Ce qui émerge dans l’application du protocole 1 :
a) deux verbes liés qui évoquent le système carcéral des camps nazis (Surveiller et punir de Foucault ne sera publié qu’en 1975, ce qui ajoute à La Machine un amusant pouvoir prédictif) ,
b) la devise de la Révolution nationale de Pétain,
c) le salut hitlérien.
Comme si, partant du poème de Goethe, la Machine ne pouvait rien générer d’autre que cela, au terme d’une recréation que l’on attribuera au hasard, aux lois binaires du processeur. En déléguant à la Machine cette faculté, Perec use bien sûr d’un artifice : introduire dans la recréation informatique les mots dont la charge historique et personnelle est fortement prégnante. Non, toutefois, sans la pudeur de l’oblicité (c’est sous nos yeux, mais on peut passer à côté, ne rien voir – comme ces lecteurs de La Disparition qui ne remarquent pas la disparition du e – comme « La Lettre volée » de Poe, aux yeux de tous et pour autant bien dissimulée), oblicité à laquelle s’ajoute l’humour de l’écrivain. « Dans le labyrinthe, écrit Clément Rosset dans Le réel, il y a un sens, plus ou moins introuvable et invisible, mais dont l’existence est certaine : sont donnés de multiples itinéraires dont un seul, ou quelques rares, sont les bons, les autres ne menant nulle part. » Je pense qu’il y a ici un double point de butée :

Le premier, capital, serait le silence de la disparition des parents. « Nulle part », écrit Rosset. Me revient l’expression nazie « Anus Mundi », « l’anus du monde », pour désigner les camps d’extermination. Dans La Machine : nulle part, c’est un texte qui finit sur un blanc typographique, suivi de la commande « stop », ou de « requête annulée ». Rien, le non-sens. « Hier ist kein warum », rappelle Primo Levi : un soldat allemand du camp répond à un prisonnier qu’ « ici, il n’y a pas de pourquoi. »
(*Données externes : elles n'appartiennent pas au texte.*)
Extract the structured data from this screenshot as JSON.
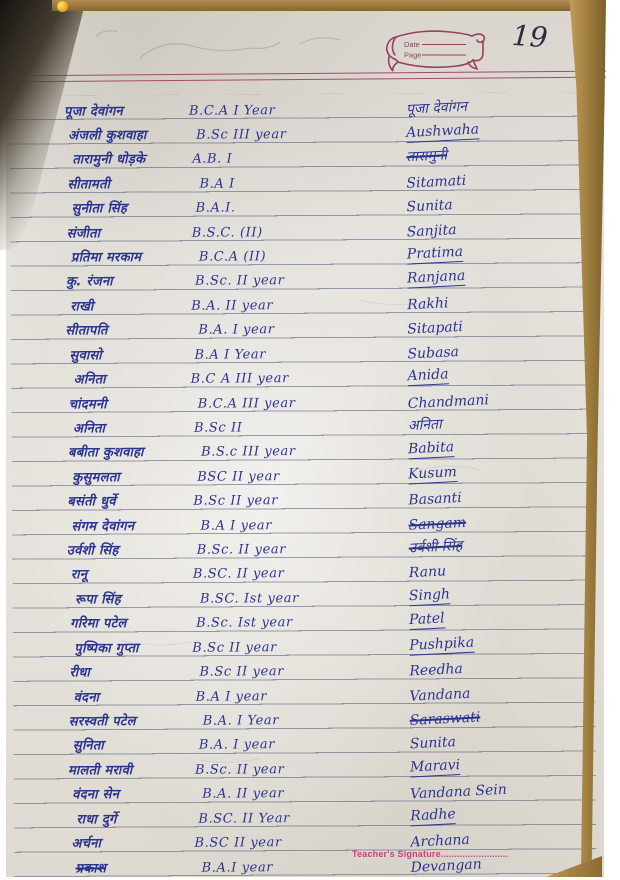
{
  "page": {
    "number": "19",
    "stamp": {
      "date_label": "Date",
      "page_label": "Page"
    },
    "footer": {
      "teachers_signature_label": "Teacher's Signature........................."
    }
  },
  "colors": {
    "ink_blue": "#2b3590",
    "rule_line": "#585e7c",
    "header_line": "#a34a6e",
    "stamp_maroon": "#97405f",
    "footer_pink": "#c2447e",
    "cover_tan": "#9a7a3c",
    "paper": "#e7e4dd"
  },
  "table": {
    "rows": [
      {
        "name": "पूजा देवांगन",
        "course": "B.C.A I Year",
        "signature": "पूजा देवांगन",
        "sig_underline": false,
        "sig_strike": false,
        "name_strike": false
      },
      {
        "name": "अंजली कुशवाहा",
        "course": "B.Sc III year",
        "signature": "Aushwaha",
        "sig_underline": true,
        "sig_strike": false,
        "name_strike": false
      },
      {
        "name": "तारामुनी धोड़के",
        "course": "A.B. I",
        "signature": "तारामुनी",
        "sig_underline": false,
        "sig_strike": true,
        "name_strike": false
      },
      {
        "name": "सीतामती",
        "course": "B.A I",
        "signature": "Sitamati",
        "sig_underline": false,
        "sig_strike": false,
        "name_strike": false
      },
      {
        "name": "सुनीता सिंह",
        "course": "B.A.I.",
        "signature": "Sunita",
        "sig_underline": false,
        "sig_strike": false,
        "name_strike": false
      },
      {
        "name": "संजीता",
        "course": "B.S.C. (II)",
        "signature": "Sanjita",
        "sig_underline": false,
        "sig_strike": false,
        "name_strike": false
      },
      {
        "name": "प्रतिमा मरकाम",
        "course": "B.C.A (II)",
        "signature": "Pratima",
        "sig_underline": true,
        "sig_strike": false,
        "name_strike": false
      },
      {
        "name": "कु. रंजना",
        "course": "B.Sc. II year",
        "signature": "Ranjana",
        "sig_underline": true,
        "sig_strike": false,
        "name_strike": false
      },
      {
        "name": "राखी",
        "course": "B.A. II year",
        "signature": "Rakhi",
        "sig_underline": false,
        "sig_strike": false,
        "name_strike": false
      },
      {
        "name": "सीतापति",
        "course": "B.A. I year",
        "signature": "Sitapati",
        "sig_underline": false,
        "sig_strike": false,
        "name_strike": false
      },
      {
        "name": "सुवासो",
        "course": "B.A I Year",
        "signature": "Subasa",
        "sig_underline": false,
        "sig_strike": false,
        "name_strike": false
      },
      {
        "name": "अनिता",
        "course": "B.C A III year",
        "signature": "Anida",
        "sig_underline": true,
        "sig_strike": false,
        "name_strike": false
      },
      {
        "name": "चांदमनी",
        "course": "B.C.A III year",
        "signature": "Chandmani",
        "sig_underline": false,
        "sig_strike": false,
        "name_strike": false
      },
      {
        "name": "अनिता",
        "course": "B.Sc II",
        "signature": "अनिता",
        "sig_underline": false,
        "sig_strike": false,
        "name_strike": false
      },
      {
        "name": "बबीता कुशवाहा",
        "course": "B.S.c III year",
        "signature": "Babita",
        "sig_underline": true,
        "sig_strike": false,
        "name_strike": false
      },
      {
        "name": "कुसुमलता",
        "course": "BSC II year",
        "signature": "Kusum",
        "sig_underline": true,
        "sig_strike": false,
        "name_strike": false
      },
      {
        "name": "बसंती धुर्वे",
        "course": "B.Sc II year",
        "signature": "Basanti",
        "sig_underline": false,
        "sig_strike": false,
        "name_strike": false
      },
      {
        "name": "संगम देवांगन",
        "course": "B.A I year",
        "signature": "Sangam",
        "sig_underline": false,
        "sig_strike": true,
        "name_strike": false
      },
      {
        "name": "उर्वशी सिंह",
        "course": "B.Sc. II year",
        "signature": "उर्वशी सिंह",
        "sig_underline": false,
        "sig_strike": true,
        "name_strike": false
      },
      {
        "name": "रानू",
        "course": "B.SC. II year",
        "signature": "Ranu",
        "sig_underline": false,
        "sig_strike": false,
        "name_strike": false
      },
      {
        "name": "रूपा सिंह",
        "course": "B.SC. Ist year",
        "signature": "Singh",
        "sig_underline": true,
        "sig_strike": false,
        "name_strike": false
      },
      {
        "name": "गरिमा पटेल",
        "course": "B.Sc. Ist year",
        "signature": "Patel",
        "sig_underline": true,
        "sig_strike": false,
        "name_strike": false
      },
      {
        "name": "पुष्पिका गुप्ता",
        "course": "B.Sc II year",
        "signature": "Pushpika",
        "sig_underline": true,
        "sig_strike": false,
        "name_strike": false
      },
      {
        "name": "रीधा",
        "course": "B.Sc II year",
        "signature": "Reedha",
        "sig_underline": false,
        "sig_strike": false,
        "name_strike": false
      },
      {
        "name": "वंदना",
        "course": "B.A I year",
        "signature": "Vandana",
        "sig_underline": false,
        "sig_strike": false,
        "name_strike": false
      },
      {
        "name": "सरस्वती पटेल",
        "course": "B.A. I Year",
        "signature": "Saraswati",
        "sig_underline": false,
        "sig_strike": true,
        "name_strike": false
      },
      {
        "name": "सुनिता",
        "course": "B.A. I year",
        "signature": "Sunita",
        "sig_underline": false,
        "sig_strike": false,
        "name_strike": false
      },
      {
        "name": "मालती मरावी",
        "course": "B.Sc. II year",
        "signature": "Maravi",
        "sig_underline": true,
        "sig_strike": false,
        "name_strike": false
      },
      {
        "name": "वंदना सेन",
        "course": "B.A. II year",
        "signature": "Vandana Sein",
        "sig_underline": false,
        "sig_strike": false,
        "name_strike": false
      },
      {
        "name": "राधा दुर्गे",
        "course": "B.SC. II Year",
        "signature": "Radhe",
        "sig_underline": true,
        "sig_strike": false,
        "name_strike": false
      },
      {
        "name": "अर्चना",
        "course": "B.SC II year",
        "signature": "Archana",
        "sig_underline": false,
        "sig_strike": false,
        "name_strike": false
      },
      {
        "name": "प्रकाश",
        "course": "B.A.I year",
        "signature": "Devangan",
        "sig_underline": false,
        "sig_strike": false,
        "name_strike": true
      }
    ]
  }
}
Le second, c’est ce à quoi La Machine poétique aboutit :
« la patrie, la famille, le travail » : devise pétainiste retournée et enrichie de déterminants, ce qui la désamorce, la désarrime de l’ordre séquentiel habituel.
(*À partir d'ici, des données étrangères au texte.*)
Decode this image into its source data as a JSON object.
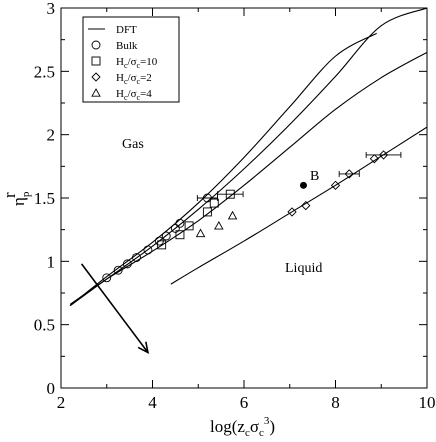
{
  "chart_data": {
    "type": "scatter",
    "xlabel_main": "log(z",
    "xlabel_sub1": "c",
    "xlabel_sigma": "σ",
    "xlabel_sub2": "c",
    "xlabel_sup": "3",
    "xlabel_close": ")",
    "ylabel_main": "η",
    "ylabel_sub": "p",
    "ylabel_sup": "r",
    "xlim": [
      2,
      10
    ],
    "ylim": [
      0,
      3
    ],
    "xticks": [
      2,
      4,
      6,
      8,
      10
    ],
    "yticks": [
      0,
      0.5,
      1,
      1.5,
      2,
      2.5,
      3
    ],
    "ytick_labels": [
      "0",
      "0.5",
      "1",
      "1.5",
      "2",
      "2.5",
      "3"
    ],
    "legend": {
      "placement": "top-left",
      "entries": [
        {
          "marker": "line",
          "label": "DFT"
        },
        {
          "marker": "circle",
          "label": "Bulk"
        },
        {
          "marker": "square",
          "label": "H",
          "sub": "c",
          "mid": "/σ",
          "sub2": "c",
          "tail": "=10"
        },
        {
          "marker": "diamond",
          "label": "H",
          "sub": "c",
          "mid": "/σ",
          "sub2": "c",
          "tail": "=2"
        },
        {
          "marker": "triangle",
          "label": "H",
          "sub": "c",
          "mid": "/σ",
          "sub2": "c",
          "tail": "=4"
        }
      ]
    },
    "annotations": {
      "gas": "Gas",
      "liquid": "Liquid",
      "point_label": "B"
    },
    "point_B": [
      7.3,
      1.6
    ],
    "arrow": {
      "from": [
        2.45,
        0.98
      ],
      "to": [
        3.9,
        0.28
      ]
    },
    "dft_curves": [
      [
        [
          2.2,
          0.65
        ],
        [
          3.0,
          0.88
        ],
        [
          4.0,
          1.15
        ],
        [
          5.0,
          1.46
        ],
        [
          6.0,
          1.82
        ],
        [
          7.0,
          2.22
        ],
        [
          8.0,
          2.62
        ],
        [
          8.9,
          2.8
        ]
      ],
      [
        [
          2.2,
          0.65
        ],
        [
          3.0,
          0.86
        ],
        [
          4.0,
          1.12
        ],
        [
          5.0,
          1.41
        ],
        [
          6.0,
          1.73
        ],
        [
          7.0,
          2.08
        ],
        [
          8.0,
          2.46
        ],
        [
          9.0,
          2.86
        ],
        [
          10.0,
          3.0
        ]
      ],
      [
        [
          2.2,
          0.66
        ],
        [
          3.0,
          0.86
        ],
        [
          4.0,
          1.08
        ],
        [
          5.0,
          1.32
        ],
        [
          6.0,
          1.6
        ],
        [
          7.0,
          1.9
        ],
        [
          8.0,
          2.2
        ],
        [
          9.0,
          2.45
        ],
        [
          10.0,
          2.65
        ]
      ],
      [
        [
          4.4,
          0.82
        ],
        [
          5.0,
          0.95
        ],
        [
          6.0,
          1.16
        ],
        [
          7.0,
          1.38
        ],
        [
          8.0,
          1.6
        ],
        [
          9.0,
          1.83
        ],
        [
          10.0,
          2.06
        ]
      ]
    ],
    "series": [
      {
        "name": "Bulk",
        "marker": "circle",
        "points": [
          [
            3.0,
            0.87
          ],
          [
            3.25,
            0.93
          ],
          [
            3.45,
            0.98
          ],
          [
            3.65,
            1.03
          ],
          [
            3.9,
            1.09
          ],
          [
            4.15,
            1.16
          ],
          [
            4.3,
            1.2
          ],
          [
            4.5,
            1.26
          ],
          [
            4.6,
            1.3
          ],
          [
            5.2,
            1.5
          ]
        ],
        "xerr": [
          [
            5.2,
            1.5,
            0.22
          ]
        ]
      },
      {
        "name": "Hc/σc=10",
        "marker": "square",
        "points": [
          [
            4.2,
            1.13
          ],
          [
            4.6,
            1.21
          ],
          [
            4.8,
            1.28
          ],
          [
            5.2,
            1.39
          ],
          [
            5.35,
            1.46
          ],
          [
            5.7,
            1.53
          ]
        ],
        "xerr": [
          [
            5.7,
            1.53,
            0.28
          ]
        ]
      },
      {
        "name": "Hc/σc=2",
        "marker": "diamond",
        "points": [
          [
            7.05,
            1.39
          ],
          [
            7.35,
            1.44
          ],
          [
            8.0,
            1.6
          ],
          [
            8.3,
            1.69
          ],
          [
            8.85,
            1.81
          ],
          [
            9.05,
            1.84
          ]
        ],
        "xerr": [
          [
            8.3,
            1.69,
            0.22
          ],
          [
            9.05,
            1.84,
            0.38
          ]
        ]
      },
      {
        "name": "Hc/σc=4",
        "marker": "triangle",
        "points": [
          [
            5.05,
            1.22
          ],
          [
            5.45,
            1.28
          ],
          [
            5.75,
            1.36
          ]
        ],
        "xerr": []
      }
    ]
  }
}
L’extrait 3 n’est pas moins troublant :
« apapa
apape
ape »
Le texte, dirait-on se cherche, bégaie, fait affleurer « papa », le père tué à la guerre ; rapproche « ape » (« singe » en anglais) et « apape » (j’entends clairement « pape »), s’achève sur un compte à rebours (les chiffres apparaissent ici comme le résultat de l’élaboration machinique, au même titre que les lettres) pour mettre en scène le rire (« ha / ha »), l’affect (« haï / haï ») et le salut tronqué, coupé par Perec, transformé en éclat de rire (« hi ! »). Je ne peux dire que ceci : les chiffres sont la matrice numérale tatouée sur la chair des déportés, comme les lettres de l’alphabet sont la matrice littérale des textes.

Chiffres, lettres : matériau linguistique que l’Histoire « avec sa grande hache » a façonné : les voyelles et les consonnes qui ont permis de forger le slogan cynique « arbeit macht frei » à l’entrée des camps de concentration. Mais tout autant les oeuvres de Beckett ou de Queneau, de Goethe et de Perec. Machine dont l’une des fonctions pourrait bien être de réparer, dans l’ordre du symbolique, le mésusage (la torsion) des langues allemande et française. (Voir bien sûr LTI de Viktor Klemperer pour la nazification de la langue allemande.)